European social partner dance

Discofox or disco fox is a social partner dance which evolved in Europe in the mid-1970s as a rediscovery of the dance hold in the improvisational disco dance scene dominated by solo dancing, approximately at the same time when the hustle emerged in the United States. Both dances were greatly influenced by Saturday Night Fever starring John Travolta. In various regions, it is also known under different names: disco hustle, swing fox, disco swing, and rock fox.

Discofox is popular in Austria, Germany, Poland, Switzerland, as well as in Russia.

Discofox may be danced to a wide variety of 2/4 and 4/4 music such as 1970s disco, 1980s Eurodisco, Italo disco, disco polo, pop, and techno. Tempo may vary. In a social setting it is mostly danced in one place, although the couple may also move across the dance floor. It is danced with various types of single and double handhold.

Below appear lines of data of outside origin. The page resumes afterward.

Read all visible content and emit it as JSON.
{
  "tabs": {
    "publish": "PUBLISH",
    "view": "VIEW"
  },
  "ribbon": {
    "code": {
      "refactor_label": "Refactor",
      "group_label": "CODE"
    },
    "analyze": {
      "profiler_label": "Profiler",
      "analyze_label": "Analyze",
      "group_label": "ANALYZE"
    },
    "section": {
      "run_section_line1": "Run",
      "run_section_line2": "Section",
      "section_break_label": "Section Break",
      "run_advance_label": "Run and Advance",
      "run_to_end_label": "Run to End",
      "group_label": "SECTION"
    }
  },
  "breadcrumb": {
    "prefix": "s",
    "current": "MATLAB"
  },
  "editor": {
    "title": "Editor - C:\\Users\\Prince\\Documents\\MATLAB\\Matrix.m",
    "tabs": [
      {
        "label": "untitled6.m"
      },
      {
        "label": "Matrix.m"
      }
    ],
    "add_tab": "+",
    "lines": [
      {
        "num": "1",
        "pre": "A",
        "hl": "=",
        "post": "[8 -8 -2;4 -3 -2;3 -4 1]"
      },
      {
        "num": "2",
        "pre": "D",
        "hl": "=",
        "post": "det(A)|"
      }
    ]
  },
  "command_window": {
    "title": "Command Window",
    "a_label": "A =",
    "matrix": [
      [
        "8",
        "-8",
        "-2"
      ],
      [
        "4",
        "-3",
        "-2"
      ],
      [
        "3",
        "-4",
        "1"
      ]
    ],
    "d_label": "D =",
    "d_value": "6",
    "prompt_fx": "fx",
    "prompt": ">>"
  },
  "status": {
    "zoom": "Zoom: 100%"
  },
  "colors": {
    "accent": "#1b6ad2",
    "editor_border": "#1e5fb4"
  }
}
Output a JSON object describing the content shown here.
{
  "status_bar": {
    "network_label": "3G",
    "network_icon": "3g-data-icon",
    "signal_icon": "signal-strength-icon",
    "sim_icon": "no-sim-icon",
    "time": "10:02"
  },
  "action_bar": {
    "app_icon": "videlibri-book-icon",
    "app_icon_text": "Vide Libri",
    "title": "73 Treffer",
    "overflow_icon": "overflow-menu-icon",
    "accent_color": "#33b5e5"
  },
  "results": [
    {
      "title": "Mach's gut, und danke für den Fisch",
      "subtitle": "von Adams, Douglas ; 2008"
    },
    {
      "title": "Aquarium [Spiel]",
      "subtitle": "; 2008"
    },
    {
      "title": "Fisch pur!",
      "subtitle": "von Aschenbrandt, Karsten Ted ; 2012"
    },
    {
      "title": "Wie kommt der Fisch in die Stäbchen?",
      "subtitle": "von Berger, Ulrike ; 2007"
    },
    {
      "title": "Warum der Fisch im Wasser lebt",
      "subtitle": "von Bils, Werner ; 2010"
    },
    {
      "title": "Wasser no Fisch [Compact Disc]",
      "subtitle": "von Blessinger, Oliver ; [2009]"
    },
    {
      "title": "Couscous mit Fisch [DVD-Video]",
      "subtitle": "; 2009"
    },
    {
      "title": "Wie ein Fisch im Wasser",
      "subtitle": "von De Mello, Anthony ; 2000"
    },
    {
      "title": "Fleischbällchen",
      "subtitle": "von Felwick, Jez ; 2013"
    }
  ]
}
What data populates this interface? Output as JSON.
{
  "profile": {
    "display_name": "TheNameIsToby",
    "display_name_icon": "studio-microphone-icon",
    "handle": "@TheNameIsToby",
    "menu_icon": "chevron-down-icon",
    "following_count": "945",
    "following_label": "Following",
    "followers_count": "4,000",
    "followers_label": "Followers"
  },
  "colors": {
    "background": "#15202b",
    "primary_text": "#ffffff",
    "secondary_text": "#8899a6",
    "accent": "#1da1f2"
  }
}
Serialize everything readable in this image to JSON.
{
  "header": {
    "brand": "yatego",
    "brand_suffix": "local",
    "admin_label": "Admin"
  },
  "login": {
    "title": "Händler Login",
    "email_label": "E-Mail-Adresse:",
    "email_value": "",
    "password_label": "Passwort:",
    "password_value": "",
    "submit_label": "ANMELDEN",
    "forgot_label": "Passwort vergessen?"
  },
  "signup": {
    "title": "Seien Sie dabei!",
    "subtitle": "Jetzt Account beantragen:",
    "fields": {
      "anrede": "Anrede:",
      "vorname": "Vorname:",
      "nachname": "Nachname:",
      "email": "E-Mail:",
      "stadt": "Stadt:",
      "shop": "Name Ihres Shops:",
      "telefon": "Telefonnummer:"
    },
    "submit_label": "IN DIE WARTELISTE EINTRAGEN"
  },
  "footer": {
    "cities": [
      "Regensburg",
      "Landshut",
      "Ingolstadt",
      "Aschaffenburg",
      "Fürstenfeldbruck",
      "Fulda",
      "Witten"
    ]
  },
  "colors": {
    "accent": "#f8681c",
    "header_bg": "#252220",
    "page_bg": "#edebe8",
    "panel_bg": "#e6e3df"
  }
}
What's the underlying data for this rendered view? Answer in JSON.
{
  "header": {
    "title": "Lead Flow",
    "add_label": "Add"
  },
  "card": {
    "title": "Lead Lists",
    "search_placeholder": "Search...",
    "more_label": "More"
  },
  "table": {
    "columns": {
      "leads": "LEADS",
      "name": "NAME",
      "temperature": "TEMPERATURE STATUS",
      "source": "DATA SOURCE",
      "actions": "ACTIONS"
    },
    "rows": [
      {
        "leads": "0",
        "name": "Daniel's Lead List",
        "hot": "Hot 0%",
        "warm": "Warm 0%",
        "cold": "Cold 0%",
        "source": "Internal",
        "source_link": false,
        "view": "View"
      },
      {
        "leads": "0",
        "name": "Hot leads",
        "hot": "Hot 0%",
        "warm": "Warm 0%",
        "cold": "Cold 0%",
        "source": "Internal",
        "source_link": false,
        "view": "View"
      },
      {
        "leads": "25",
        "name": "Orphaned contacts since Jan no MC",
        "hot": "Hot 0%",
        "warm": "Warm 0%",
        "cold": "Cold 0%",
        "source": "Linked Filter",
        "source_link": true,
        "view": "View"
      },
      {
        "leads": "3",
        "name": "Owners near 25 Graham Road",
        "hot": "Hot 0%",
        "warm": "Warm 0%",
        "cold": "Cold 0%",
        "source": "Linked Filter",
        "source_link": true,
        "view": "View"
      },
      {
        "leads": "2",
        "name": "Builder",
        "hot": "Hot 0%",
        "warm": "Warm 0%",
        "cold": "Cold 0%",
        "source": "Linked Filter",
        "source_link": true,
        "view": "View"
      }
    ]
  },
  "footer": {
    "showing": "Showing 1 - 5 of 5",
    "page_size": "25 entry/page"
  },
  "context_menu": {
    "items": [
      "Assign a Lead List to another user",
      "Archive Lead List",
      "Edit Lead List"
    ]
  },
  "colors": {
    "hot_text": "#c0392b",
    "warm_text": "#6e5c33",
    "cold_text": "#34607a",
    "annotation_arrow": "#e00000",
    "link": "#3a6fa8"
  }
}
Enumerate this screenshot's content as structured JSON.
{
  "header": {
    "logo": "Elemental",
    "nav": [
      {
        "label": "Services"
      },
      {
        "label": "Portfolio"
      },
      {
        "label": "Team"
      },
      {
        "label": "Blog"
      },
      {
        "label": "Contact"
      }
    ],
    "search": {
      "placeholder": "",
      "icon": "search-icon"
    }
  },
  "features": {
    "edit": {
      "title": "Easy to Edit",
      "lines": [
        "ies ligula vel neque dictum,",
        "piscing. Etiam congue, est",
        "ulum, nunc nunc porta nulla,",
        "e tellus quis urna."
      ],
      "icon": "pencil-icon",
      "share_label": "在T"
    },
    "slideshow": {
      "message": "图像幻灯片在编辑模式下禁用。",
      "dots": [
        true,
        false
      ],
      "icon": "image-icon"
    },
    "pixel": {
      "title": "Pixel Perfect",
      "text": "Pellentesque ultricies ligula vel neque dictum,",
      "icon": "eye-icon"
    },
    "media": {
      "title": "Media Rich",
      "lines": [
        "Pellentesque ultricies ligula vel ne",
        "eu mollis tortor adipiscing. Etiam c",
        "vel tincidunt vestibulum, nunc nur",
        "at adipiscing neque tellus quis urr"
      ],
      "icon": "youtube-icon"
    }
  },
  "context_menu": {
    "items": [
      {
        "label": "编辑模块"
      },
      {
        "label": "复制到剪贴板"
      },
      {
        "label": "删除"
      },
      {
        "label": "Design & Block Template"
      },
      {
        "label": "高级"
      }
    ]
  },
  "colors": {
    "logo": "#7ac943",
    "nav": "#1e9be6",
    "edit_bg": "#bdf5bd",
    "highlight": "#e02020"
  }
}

Among the figures are various handwraps, spins, throw-outs/catches, poses, drops, and for competitions also acrobatic figures.

There are international competitions in discofox.

==Basic timing and step==

The beginner's count of the basic step is "step-step-tap". Advanced dancers use the hustle-style split-beat four-step basic (still occupying 3 beats of music), counted variously: (1,2, & 3), (1,2, a3) (1,2, 3&), (1,2, 3a).